Here dominating means that there is a number in the subarray that appears in the subarray at least as many times as one more than half of the length of the subarray.
EXPLANATION:
The nature of the problem clearly hints towards segment trees. We need to efficiently perform two kinds of operations: update a value at an index, and answer for a subarray whether there exists a number in it which appears at least (one more than half its length) times in it.
Clearly, There isn’t a notion of an elegant lazy propagation here since the updates we perform are to single elements.
Let us start by making some observations about dominant arrays and subarrays. Let us consider the entire array A[1..N]. The first important observation is that it will only be dominating if either subarray A[1..\frac{N}{2}] is dominating or subarray A[\frac{N}{2}+1..N] is dominating. This is simple to prove. We use proof by contradiction. Assume that neither of the subarrays are dominatinng. That means all the numbers in either of the subarrays appear at maximum \frac{N}{4} times only. That means, if we combine the two arrays, there is no number which appears more than \frac{N}{2} times. This is a contradiction. Therefore, A is not dominating.
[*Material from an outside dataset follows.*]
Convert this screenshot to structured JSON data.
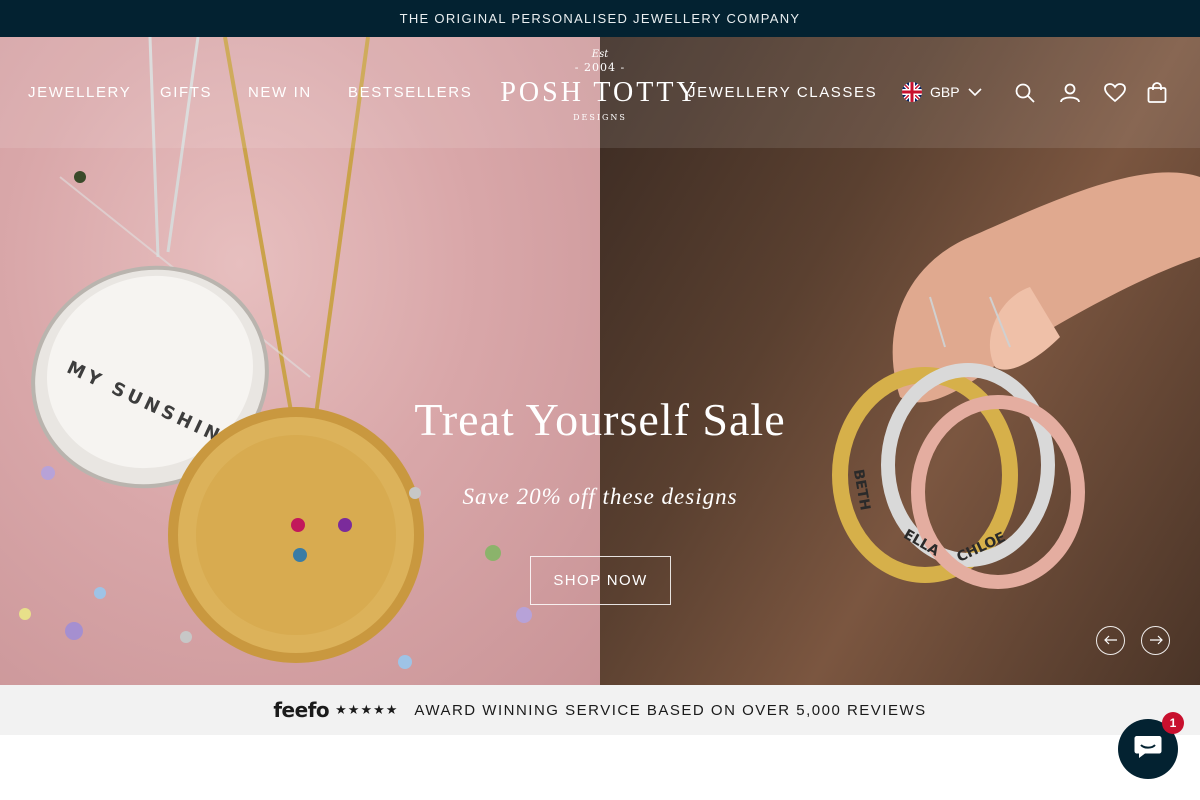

We can further extend the observation to say that if A[1..N] is dominating, then the dominating number must either be the dominating number of A[1..\frac{N}{2}] or the dominating number of A[\frac{N}{2}+1..N]. This follows from the same arguments that we made above.
This leads us to our method of building our segment tree. Each node of the segment tree stores 2 fields: an integer ‘Dominant’ which stores the dominant number in the subarray covered by the node, and a map (it can be a hash map for better bounds) ‘CountOccurrences’ which counts the number of times each number appears in the subarray covered by the node. The memory used in this is \mathcal{O}(N\log N) because each number is stored in \log N nodes only. So memory isn’t an issue in our structure at all.
The pseudocode for the build operation is pretty straightforward now:
void buildNode (node r):
if(r == leaf) {
//let us say that this leaf corresponds to A[index] of the given array.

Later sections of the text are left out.